Jika itu terjadi di masa penjajahan maka yang diuntungkan tentunya adalah penjajah. Jika itu terjadi di masa penjajahan maka rakyat tetap akan hidup dalam ketidak setaraan dan penghisapan. Rakyat akan tetap sebagai penonton kemewahan yang hadir dikalangan penjajah dan kroni-kroni, antek-antek, kompradornya. Jika itu terjadi di masa penjajahan, maka kekayaan alam di bumi tempat rakyat berpijak hanya akan memperkaya segelintir orang saja dengan menyisakan kesempatan sebatas untuk bertahan hidup bagi sebagian besar rakyat.

 

Jika itu terjadi di masa seratus tahun setelah 20 Mei 1908?

 

Kematian retorika bukan karena usia tua yang membuat sel-sel penyusunnya mengalami degenerasi.
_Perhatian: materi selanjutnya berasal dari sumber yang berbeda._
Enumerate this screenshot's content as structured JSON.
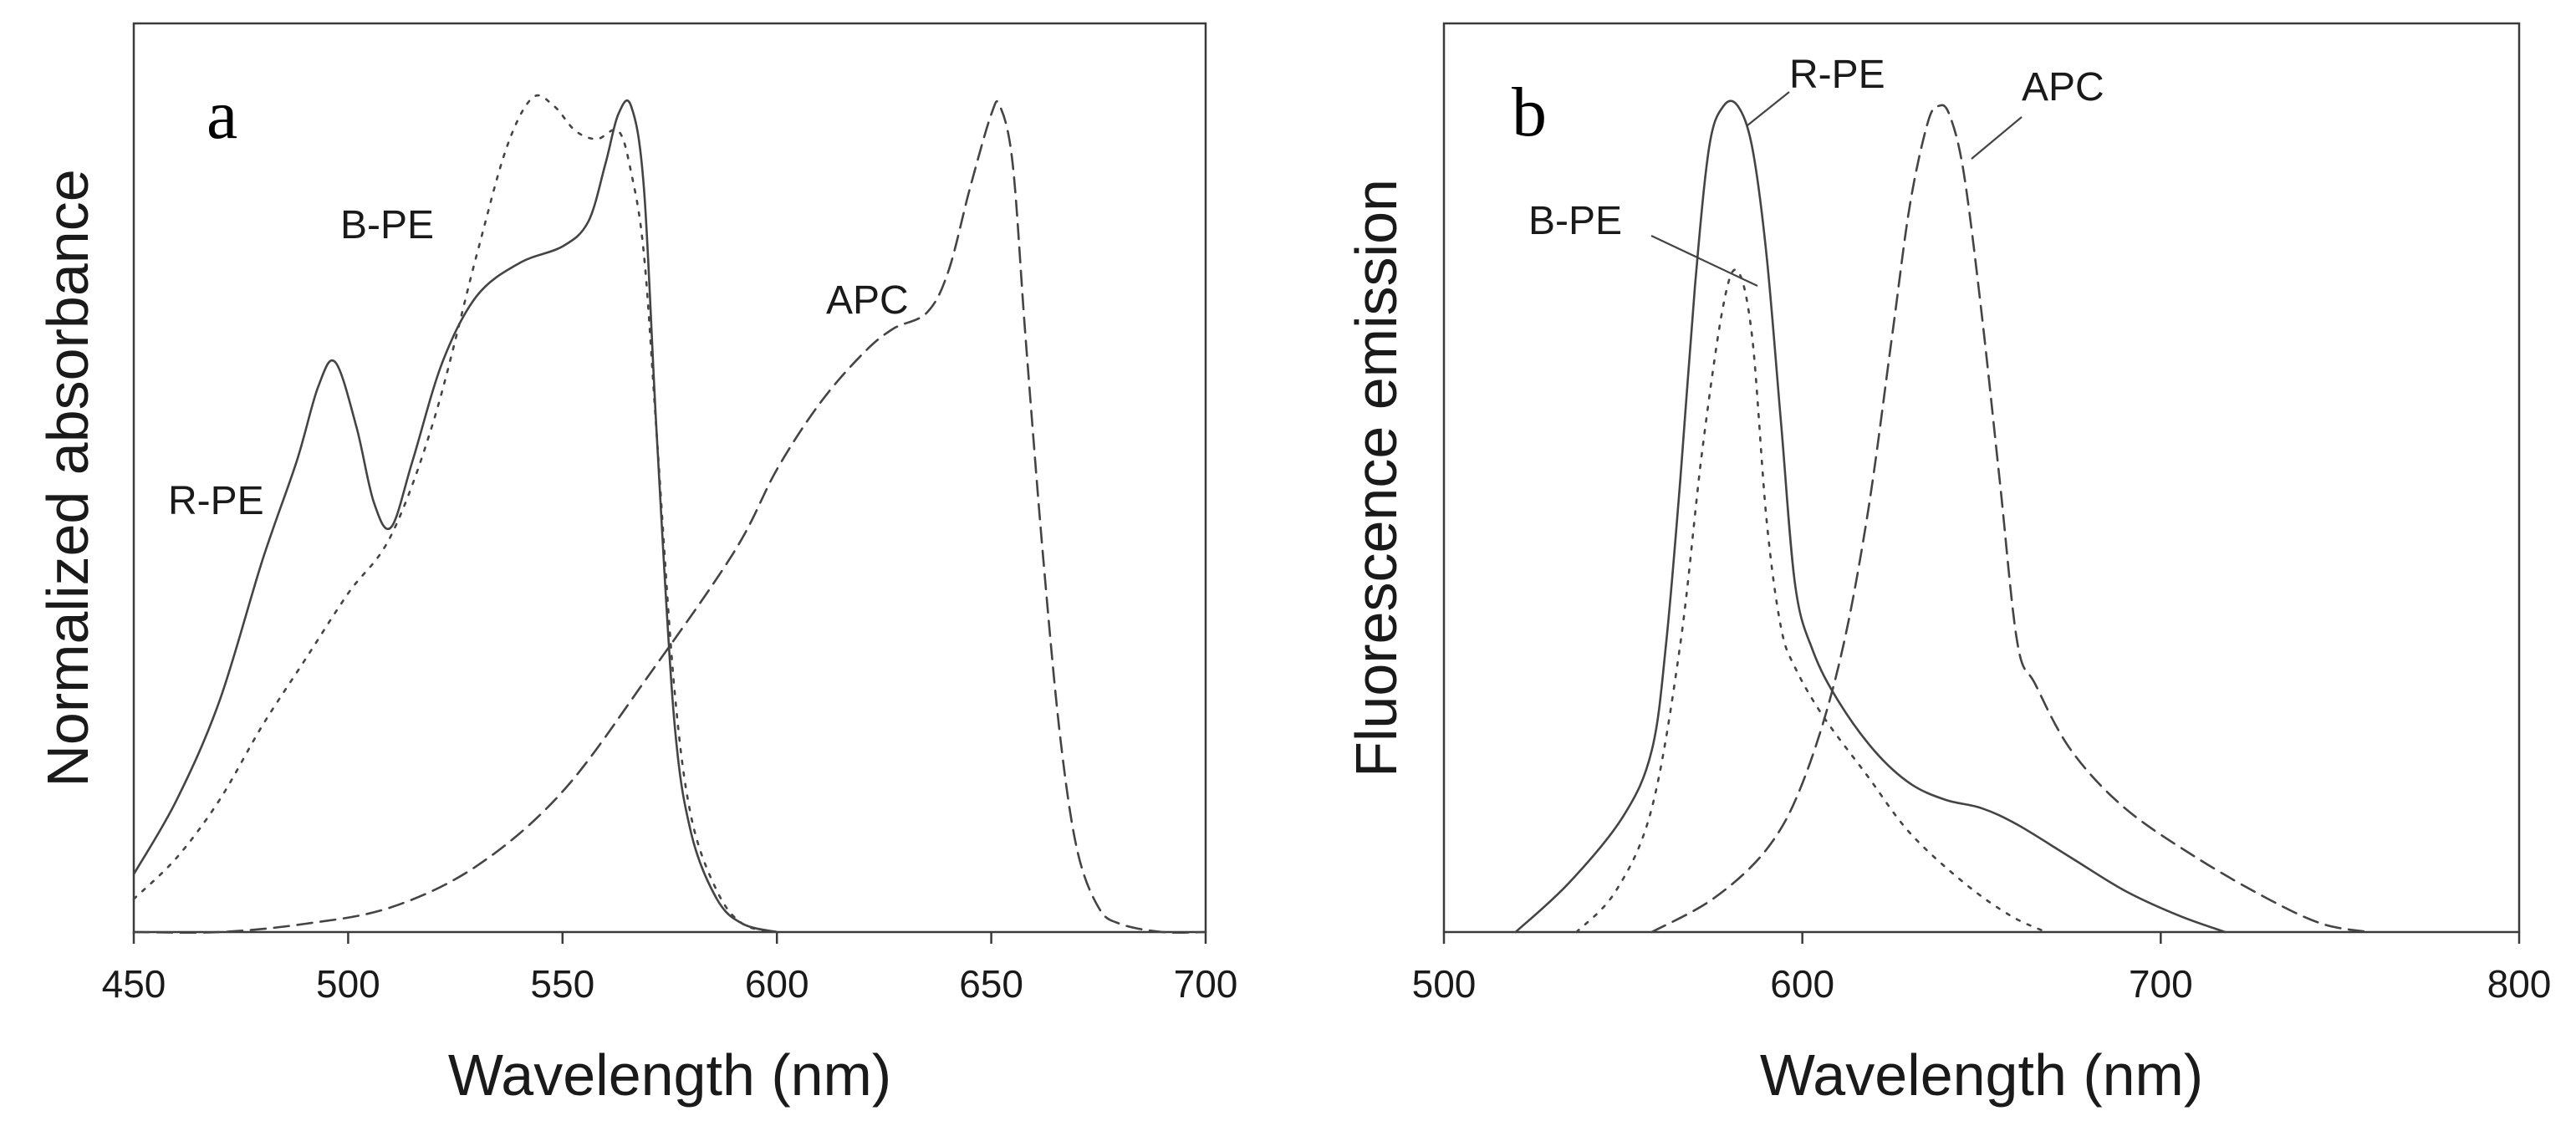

Bahasa isyarat adalah bahasa tertua yang diciptakan manusia dan sampai sekarang manusia masih menggunakannya. Bahasa oral tidak lantas mati setelah mesin cetak dan internet berkembang. Di belahan dunia lain, retorika berkembang dan tetap menempati tempat yang terhormat. 

 

Mochtar Lubis pada tahun 1977, sepuluh tahun setelah rejim Orde Baru berkuasa, menempatkan hipokritis alias munafik sebagai salah satu ciri manusia Indonesia yang cukup menonjol. Ciri kedua utama adalah segan dan enggan bertanggung jawab atas perbuatannya, putusannya, kelakuannya, pikirannya, dan sebagainya. “Bukan saya”, adalah kalimat yang cukup populer.[9]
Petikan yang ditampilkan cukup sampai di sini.